February 2008, Marco Island Florida – an exciting time in the world of NGS, the first pioneering papers were being published using short-read sequencing that are now every-day applications – ChIP, RNA-Seq, small RNA, the first whole genomes.
A small startup had the last slot of the conference, on a Saturday after a busy four days. Hugh Martin takes the stage, starts to present, and basically steals the show. A completely new and novel method of sequencing, using DNA polymerase tethered to a nano-well, and showed some proof-of-principle data. Capable of producing 5,000 – 25,000 bp reads, at a rate of 10 bases per second, with 25 bp/sec in development, and expect room to speed up to 50 bp/sec, at the speed of biology. No moving parts, and they anticipate a rate of 100 Gb per hour, which would enable a full draft genome in 15 minutes (30Gb at 10x coverage) all at a cost of $100.
Needless to say everyone in the room was blown away. The Genome Analyzer (a renamed Solexa 1G for 1G throughput in 2007) and SOLiD 1 were in their first iterations of 1-3Gb throughput (after 7-10 day run) so the thought of a 30Gb throughput in 15 minutes captures the imagination. To this day people still remember that promise.
Fast forward to 2010, a big year for PacBio (PACB). Going public late last year, $280M in the bank, huge VC investment having burned through >$300M, and their second year loss at $109M in 2011, their first year loss at $140M in 2010, compared to a prior year loss of $88M in 2009. But it is all about the product, and their customer’s experiences (compared to their expectations) were not exceeded.
A single molecule sequencer that requires 500ng of input material? A $795K instrument that weighs 1800 lbs and is over six feet long? Stories about a customer spending $200K to reinforce the underlying floor as well as widening doorways to get the instrument in place? Accuracy in the range of 85%? Average reads on the order of 850-1500bp. The top 5% of reads averaging 2-3kb (with some molecules going a lot longer) gets a lot of press – but how many applications will this kind of throughput require this?
Burt Vogelstein, a prominent Hopkins cancer researcher, once gave an interview on why he became a researcher, and he said that scientists have great toys to play with. (If you’re interested in the 1997 interview you can read it here.) But here is a new tool, and a new approach, that hit the market in early-access mode in 2010 and has underwhelmed. Poor accuracy is probably the biggest problem, followed by high input requirement.

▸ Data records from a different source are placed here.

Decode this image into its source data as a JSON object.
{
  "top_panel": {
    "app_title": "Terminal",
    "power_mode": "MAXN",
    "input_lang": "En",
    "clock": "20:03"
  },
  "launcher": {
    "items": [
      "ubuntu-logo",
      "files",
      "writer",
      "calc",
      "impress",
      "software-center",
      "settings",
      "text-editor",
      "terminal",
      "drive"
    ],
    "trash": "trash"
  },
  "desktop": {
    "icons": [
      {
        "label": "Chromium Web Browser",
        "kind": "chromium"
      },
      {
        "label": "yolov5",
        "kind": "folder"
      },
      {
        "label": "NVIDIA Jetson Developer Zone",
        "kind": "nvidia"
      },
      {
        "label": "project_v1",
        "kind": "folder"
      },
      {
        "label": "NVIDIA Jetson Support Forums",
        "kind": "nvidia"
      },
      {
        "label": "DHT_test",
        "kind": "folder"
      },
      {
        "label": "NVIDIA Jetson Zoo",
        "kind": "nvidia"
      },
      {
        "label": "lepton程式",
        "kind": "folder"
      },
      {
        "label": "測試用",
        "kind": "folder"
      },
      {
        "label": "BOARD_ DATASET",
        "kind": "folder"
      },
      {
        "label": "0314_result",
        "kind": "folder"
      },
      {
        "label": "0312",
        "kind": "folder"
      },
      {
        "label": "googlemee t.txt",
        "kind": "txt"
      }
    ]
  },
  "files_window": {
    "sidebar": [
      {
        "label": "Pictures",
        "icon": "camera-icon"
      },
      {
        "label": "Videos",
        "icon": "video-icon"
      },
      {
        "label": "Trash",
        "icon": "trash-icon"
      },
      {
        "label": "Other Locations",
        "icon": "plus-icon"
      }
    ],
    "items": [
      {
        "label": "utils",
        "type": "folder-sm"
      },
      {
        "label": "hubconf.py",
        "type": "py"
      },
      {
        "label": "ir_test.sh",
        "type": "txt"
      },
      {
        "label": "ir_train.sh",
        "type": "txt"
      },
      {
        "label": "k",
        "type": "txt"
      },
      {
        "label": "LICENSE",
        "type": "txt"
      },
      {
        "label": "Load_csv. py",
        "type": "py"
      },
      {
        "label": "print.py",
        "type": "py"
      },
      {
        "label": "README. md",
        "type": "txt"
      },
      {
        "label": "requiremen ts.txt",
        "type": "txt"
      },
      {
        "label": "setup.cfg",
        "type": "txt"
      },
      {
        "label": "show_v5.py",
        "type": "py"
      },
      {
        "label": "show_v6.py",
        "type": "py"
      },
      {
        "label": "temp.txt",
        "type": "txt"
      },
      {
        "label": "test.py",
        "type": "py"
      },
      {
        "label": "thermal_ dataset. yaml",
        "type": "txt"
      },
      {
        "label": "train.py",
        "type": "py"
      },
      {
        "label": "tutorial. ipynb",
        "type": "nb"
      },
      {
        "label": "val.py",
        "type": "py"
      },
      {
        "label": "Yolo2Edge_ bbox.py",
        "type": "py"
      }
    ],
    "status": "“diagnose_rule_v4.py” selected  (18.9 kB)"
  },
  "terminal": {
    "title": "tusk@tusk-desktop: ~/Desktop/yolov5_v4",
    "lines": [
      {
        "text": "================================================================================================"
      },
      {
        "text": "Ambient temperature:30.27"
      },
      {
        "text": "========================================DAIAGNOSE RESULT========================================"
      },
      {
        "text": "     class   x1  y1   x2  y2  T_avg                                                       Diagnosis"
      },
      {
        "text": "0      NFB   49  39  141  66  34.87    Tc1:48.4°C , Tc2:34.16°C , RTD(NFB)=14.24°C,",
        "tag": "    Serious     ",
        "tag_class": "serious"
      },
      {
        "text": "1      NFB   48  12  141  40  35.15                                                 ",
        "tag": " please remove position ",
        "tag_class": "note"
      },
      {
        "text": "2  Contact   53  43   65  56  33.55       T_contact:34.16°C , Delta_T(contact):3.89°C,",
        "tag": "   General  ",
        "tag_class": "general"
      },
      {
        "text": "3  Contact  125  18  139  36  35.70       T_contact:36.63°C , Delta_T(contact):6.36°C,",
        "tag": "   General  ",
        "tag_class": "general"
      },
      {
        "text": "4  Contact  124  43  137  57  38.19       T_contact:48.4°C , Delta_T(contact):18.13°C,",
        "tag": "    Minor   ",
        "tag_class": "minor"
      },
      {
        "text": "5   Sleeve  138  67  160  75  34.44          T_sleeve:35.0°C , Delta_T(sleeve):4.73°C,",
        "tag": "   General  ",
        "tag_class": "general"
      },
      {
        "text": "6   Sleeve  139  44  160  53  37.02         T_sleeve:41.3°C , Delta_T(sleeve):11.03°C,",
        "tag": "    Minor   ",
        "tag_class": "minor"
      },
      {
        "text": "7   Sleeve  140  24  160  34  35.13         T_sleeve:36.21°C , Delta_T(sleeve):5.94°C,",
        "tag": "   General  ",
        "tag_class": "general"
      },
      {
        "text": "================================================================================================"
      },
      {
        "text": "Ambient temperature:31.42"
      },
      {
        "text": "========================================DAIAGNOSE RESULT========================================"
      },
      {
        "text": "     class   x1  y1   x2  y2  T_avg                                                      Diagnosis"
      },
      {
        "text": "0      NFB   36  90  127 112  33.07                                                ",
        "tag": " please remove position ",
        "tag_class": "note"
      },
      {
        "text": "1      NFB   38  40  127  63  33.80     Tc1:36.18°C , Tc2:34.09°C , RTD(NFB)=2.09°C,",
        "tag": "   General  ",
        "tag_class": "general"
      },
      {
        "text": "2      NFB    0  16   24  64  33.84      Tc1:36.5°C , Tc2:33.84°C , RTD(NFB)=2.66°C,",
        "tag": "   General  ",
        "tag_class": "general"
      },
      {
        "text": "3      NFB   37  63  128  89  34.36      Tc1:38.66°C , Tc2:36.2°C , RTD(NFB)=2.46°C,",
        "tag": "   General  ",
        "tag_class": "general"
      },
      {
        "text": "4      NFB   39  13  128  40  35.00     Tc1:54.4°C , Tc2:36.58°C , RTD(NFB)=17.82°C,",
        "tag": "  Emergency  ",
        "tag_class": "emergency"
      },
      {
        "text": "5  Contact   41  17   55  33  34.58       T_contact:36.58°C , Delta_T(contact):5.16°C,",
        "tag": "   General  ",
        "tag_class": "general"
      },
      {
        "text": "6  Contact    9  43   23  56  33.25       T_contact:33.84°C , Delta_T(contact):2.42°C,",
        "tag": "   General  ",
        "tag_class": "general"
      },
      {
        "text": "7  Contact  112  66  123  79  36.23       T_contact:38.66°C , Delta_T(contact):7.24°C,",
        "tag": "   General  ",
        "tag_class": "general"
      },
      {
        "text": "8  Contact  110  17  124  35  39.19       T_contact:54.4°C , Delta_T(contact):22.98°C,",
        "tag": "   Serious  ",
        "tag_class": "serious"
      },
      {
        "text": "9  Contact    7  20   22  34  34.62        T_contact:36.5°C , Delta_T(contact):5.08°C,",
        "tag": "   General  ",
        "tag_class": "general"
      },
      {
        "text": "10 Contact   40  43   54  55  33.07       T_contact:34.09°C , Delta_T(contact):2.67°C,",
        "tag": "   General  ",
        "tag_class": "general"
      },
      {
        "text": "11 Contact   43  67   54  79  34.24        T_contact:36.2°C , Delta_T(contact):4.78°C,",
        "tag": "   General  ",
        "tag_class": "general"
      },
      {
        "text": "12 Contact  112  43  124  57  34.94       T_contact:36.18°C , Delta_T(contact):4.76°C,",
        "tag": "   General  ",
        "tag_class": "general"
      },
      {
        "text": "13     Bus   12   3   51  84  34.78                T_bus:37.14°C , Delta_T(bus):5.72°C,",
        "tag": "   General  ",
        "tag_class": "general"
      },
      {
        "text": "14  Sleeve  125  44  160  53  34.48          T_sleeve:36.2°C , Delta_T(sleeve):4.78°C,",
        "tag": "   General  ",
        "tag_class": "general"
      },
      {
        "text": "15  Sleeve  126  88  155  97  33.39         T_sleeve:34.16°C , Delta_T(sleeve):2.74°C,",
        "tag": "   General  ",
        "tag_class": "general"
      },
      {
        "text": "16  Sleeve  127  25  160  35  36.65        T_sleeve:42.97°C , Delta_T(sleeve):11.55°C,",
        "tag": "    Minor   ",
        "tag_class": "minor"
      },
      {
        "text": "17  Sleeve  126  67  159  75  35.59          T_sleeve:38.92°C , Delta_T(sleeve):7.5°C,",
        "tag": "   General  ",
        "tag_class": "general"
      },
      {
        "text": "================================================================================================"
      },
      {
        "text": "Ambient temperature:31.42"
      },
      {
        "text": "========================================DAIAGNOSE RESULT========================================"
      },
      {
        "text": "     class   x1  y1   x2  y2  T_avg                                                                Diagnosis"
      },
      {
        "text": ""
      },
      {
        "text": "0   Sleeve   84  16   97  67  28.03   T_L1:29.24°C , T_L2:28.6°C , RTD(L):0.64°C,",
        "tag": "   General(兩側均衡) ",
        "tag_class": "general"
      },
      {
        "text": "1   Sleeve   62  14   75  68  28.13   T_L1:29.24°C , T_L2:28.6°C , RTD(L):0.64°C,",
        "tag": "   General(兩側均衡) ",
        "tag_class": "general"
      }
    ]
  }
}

Thus the title – the first derivative rate of change. Any system that’s in early-access, you roll out improvements as soon as they can be tested reliably. And here is where PacBio has been struggling to make changes in accuracy – ever since some early-access pilot projects with key customers (early 2010) had the error rate on the order of 16-18%. And over the rest of that year, as early access instruments (11 in total, only in North America, including one near where I live at the NCI in Gaithersburg MD) that error profile hasn’t changed. Only recently did they announce their C2 chemistry improvement, which bumps up the accuracy and throughput, but for many customers I spoke to recently it isn’t enough.
A colleague of mine at LifeTech was working at the WashU Genome Center at the time the Solexa startup started shipping their first early-access 1G systems (this was in the summer of 2006). The first reads were a paltry 15 bases, but soon were 25 bases long, usable for a lot of applications. The first still-early-access systems later that year that shipped were not quite ‘1G’ (i.e. 1 gigabase), but were something like 700Mb at 35 base-pairs, but no one who had one of those early systems took them up on an offer to return them based on a 1 gigabase specification. Soon in early 2007 the 1 gigabase threshold was surpassed, and the Solexa instrument was on its way. This is demonstrable ‘room for improvement’, shown in the hands of customers.
A PacBio presentation I attended at ASHG in Montreal said ‘the system has room for improvement’ but I’ll believe the improvement when customers see improvement. Accuracy is what killed the Helicos HeliScope – the famous ‘dark base’ problem – that they were unable to solve. Another example of where the platform did not improve, the rate of change was too slow for customers (and the market) to accept.
And to contrast – it took 10,000 runs of the 454 FLX to get their readlength from 100bp to 200bp. Compared to Ion Torrent, a much different picture emerges, the doubling of readlength was on the order of 12 months. I’ll have to check, but if I remember correctly it took about two years for the GS20 to double its readlength to 200bp.
The first derivative of change is all-important.